User Perception Framework

After laying the foundational architecture of the Botender framework, our next step is to implement the User Perception Framework.

Framework Components and Their Roles

The EmotionDetector predicts the customer’s emotional state by utilizing a Support Vector Machine (SVC) model. The model is trained based on the dataset DiffusionFER provided on Studium. It is loaded from a pre-trained file.
The FacialExpressionDetector detects faces in a frame and returns their coordinates as rectangles. It also extracts facial features, landmarks and action units, from the detected faces and returns them. Thus, the detector provides the raw data for the Emotion detector.
The SpeechDetector captures and processes spoken language from customers.
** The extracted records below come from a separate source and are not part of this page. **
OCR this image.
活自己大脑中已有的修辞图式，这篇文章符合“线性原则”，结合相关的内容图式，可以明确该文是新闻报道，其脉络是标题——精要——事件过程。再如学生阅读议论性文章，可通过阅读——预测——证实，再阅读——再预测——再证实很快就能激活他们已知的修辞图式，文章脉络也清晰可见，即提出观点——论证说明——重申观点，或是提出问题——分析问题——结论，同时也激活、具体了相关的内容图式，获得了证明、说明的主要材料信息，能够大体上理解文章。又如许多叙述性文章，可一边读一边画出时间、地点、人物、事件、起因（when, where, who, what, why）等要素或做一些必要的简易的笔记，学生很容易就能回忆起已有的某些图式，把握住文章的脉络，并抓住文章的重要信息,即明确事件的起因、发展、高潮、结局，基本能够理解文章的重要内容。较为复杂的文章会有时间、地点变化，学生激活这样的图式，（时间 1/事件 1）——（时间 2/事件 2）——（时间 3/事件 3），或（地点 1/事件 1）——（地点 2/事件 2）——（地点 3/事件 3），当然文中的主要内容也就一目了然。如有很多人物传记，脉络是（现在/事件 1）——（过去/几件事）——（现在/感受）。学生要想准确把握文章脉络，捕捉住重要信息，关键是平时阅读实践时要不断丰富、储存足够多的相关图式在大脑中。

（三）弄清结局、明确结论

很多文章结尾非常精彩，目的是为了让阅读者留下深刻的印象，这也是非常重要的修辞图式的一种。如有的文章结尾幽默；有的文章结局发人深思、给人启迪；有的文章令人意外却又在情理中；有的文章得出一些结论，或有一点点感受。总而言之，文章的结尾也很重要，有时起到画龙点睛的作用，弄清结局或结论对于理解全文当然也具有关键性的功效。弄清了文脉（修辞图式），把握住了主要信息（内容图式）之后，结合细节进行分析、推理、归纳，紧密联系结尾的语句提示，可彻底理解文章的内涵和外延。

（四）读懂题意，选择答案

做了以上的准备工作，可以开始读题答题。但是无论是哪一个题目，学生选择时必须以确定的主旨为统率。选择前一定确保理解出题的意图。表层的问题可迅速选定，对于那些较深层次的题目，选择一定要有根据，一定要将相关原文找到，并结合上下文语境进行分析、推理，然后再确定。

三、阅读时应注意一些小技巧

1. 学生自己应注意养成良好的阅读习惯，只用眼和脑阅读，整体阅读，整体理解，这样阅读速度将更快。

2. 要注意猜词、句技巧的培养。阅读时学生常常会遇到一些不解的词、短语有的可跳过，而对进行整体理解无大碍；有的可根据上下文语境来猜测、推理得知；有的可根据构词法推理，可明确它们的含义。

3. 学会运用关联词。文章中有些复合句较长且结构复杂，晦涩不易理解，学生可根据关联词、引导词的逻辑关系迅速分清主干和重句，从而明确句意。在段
The furhat_remote_api is used for capturing speech. To indicate active listening the Furhat’s LED is turned on.
The DetectionWorker runs as a separate process and ensures that Botender is responsive, even under the load of real-time video processing. It handles the face and emotion detection. This class provides the following features:
- Utilizes FacialExpressionDetector and EmotionDetector for processing frames.
- Manages a shared array for frame data and uses events for process synchronization.
- Implements a method to detect emotion periodically based on frame counts and skips.
The PerceptionManager manages, and initializes the DetectionWorker process, as well as the overall perception workflow. It uses multiprocessing primitives for inter-process communications:
- a mp.Queue for task management
- a mp.Pipe for result transmission
- shared memory mp.Array
- synchronization between main process (PerceptionManager) and child process (DetectionWorker) through initializing mp.Event objects
Furthermore, the class contains methods to trigger emotion detection and render results (faces and emotions) onto the current frame.

Written on December 6, 2023